If a match group is not merged automatically, because its confidence score is not high enough, it is flagged as a merge suggestion. In that case:

  • Incoming records are kept as singleton golden records.

  • Existing groups of records and golden records remain untouched.

Merge suggestions are reviewed by data stewards with duplicate management actions, to decide whether or not to merge groups and create golden records.

The merge policy set when creating a matcher defines the confidence scores required to automatically merge groups in a variety of cases. See Automate merge and confirmation for more information about the merge policy.

Confirming golden record

As the values change in the source records, the match groups and golden records may change.

Value changes impact on unconfirmed records

Renaming a business from "Micro Soft Incorporated" to "Micro Soft" is likely to have it match and merge with an existing "Microsoft" record, if we fuzzy-match by business name. The original "Micro Soft Incorporated" golden record would then cease to exist, as it would be merged within the "Microsoft" record.

Confirming a golden record consists in "freezing" the match group to avoid having it reconsidered every time data changes.

This is typically done by a data steward with a duplicate management action. The steward manually confirms the correct match groups and fixes the incorrect match groups.

Depending on the confidence score computed for a match group, you may also want to automatically confirm the golden record to avoid having the steward reviewing all the data.

The auto-confirm policy set when creating a matcher defines the confidence score required to automatically confirm golden records.

It also allows you to set whether singletons (golden records composed of a single master record) should be automatically confirmed.

Over time, records may have the following confirmation status:

  • Not confirmed: the golden record was never confirmed by the matcher or a user.

  • Confirmed: the golden record was entirely confirmed by the matcher or a user.

  • Partially confirmed: part of the match group that composes the golden record was confirmed by a user, but some masters in this match group are still not marked as confirmed.

  • Previously confirmed: a record that was confirmed but which group has been modified by a user.

Regardless of the confirmation status of a record, a data steward is always able, with a duplicate management action, to manually split and merge duplicates.
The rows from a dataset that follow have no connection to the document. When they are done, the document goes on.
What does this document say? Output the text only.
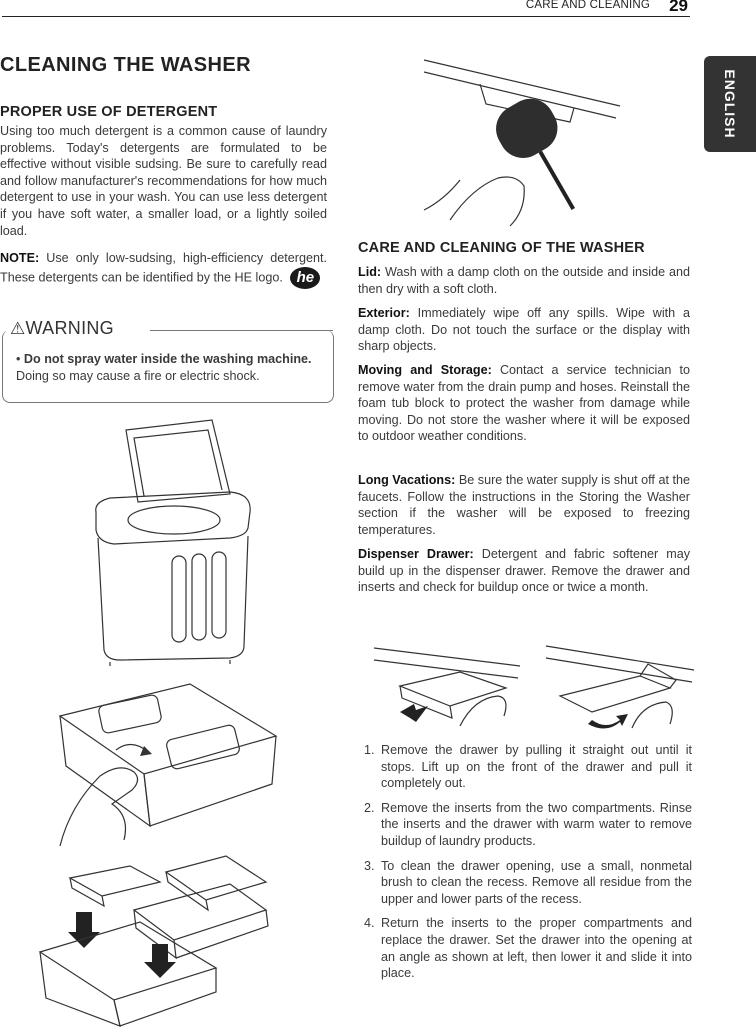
CARE AND CLEANING 29
ENGLISH
CLEANING THE WASHER
PROPER USE OF DETERGENT

Using too much detergent is a common cause of laundry problems. Today's detergents are formulated to be effective without visible sudsing. Be sure to carefully read and follow manufacturer's recommendations for how much detergent to use in your wash. You can use less detergent if you have soft water, a smaller load, or a lightly soiled load.

NOTE: Use only low-sudsing, high-efficiency detergent. These detergents can be identified by the HE logo. he

⚠WARNING
• Do not spray water inside the washing machine. Doing so may cause a fire or electric shock.
CARE AND CLEANING OF THE WASHER

Lid: Wash with a damp cloth on the outside and inside and then dry with a soft cloth.

Exterior: Immediately wipe off any spills. Wipe with a damp cloth. Do not touch the surface or the display with sharp objects.

Moving and Storage: Contact a service technician to remove water from the drain pump and hoses. Reinstall the foam tub block to protect the washer from damage while moving. Do not store the washer where it will be exposed to outdoor weather conditions.

Long Vacations: Be sure the water supply is shut off at the faucets. Follow the instructions in the Storing the Washer section if the washer will be exposed to freezing temperatures.

Dispenser Drawer: Detergent and fabric softener may build up in the dispenser drawer. Remove the drawer and inserts and check for buildup once or twice a month.

1. Remove the drawer by pulling it straight out until it stops. Lift up on the front of the drawer and pull it completely out.
2. Remove the inserts from the two compartments. Rinse the inserts and the drawer with warm water to remove buildup of laundry products.
3. To clean the drawer opening, use a small, nonmetal brush to clean the recess. Remove all residue from the upper and lower parts of the recess.
4. Return the inserts to the proper compartments and replace the drawer. Set the drawer into the opening at an angle as shown at left, then lower it and slide it into place.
Consolidating and overriding values

Once multiple master records are merged in a golden record, the data from these records is consolidated into the golden record, possibly applying overrides—that is, values entered by data stewards on the data hub.

Survivorship indicates which data survives in the golden records when multiple records merge.

A survivorship rule defines, for attributes in both fuzzy-matched and ID-matched entities, how golden record values are computed. It is composed of:

  • A consolidation rule, defining how to consolidate values from duplicate records (detected by the matcher) into a single (golden) record.

  • An override rule, defining how values possibly authored by users override the consolidated value in the golden record.

A survivorship rule applies to a single attribute or to a set of attributes of a given entity. See Survivorship for more information about survivorship rules.

Golden records changes

After a golden record is created, it may be automatically joined by new master records, merged with another golden record, or become part of a suggestion. These changes in the groups may cause the consolidation/survivorship process to run and alter the values of the golden record.

The golden record life cycle is automatically handled according to the matcher and survivorship rules configured for the entity.

The automated matching process aggregates groups of records, but does not automatically split existing groups.

Data stewards have the possibility to use duplicate managers to manually review, confirm, merge, split match groups and suggestions. They can also override values for golden record values, according to the override rules.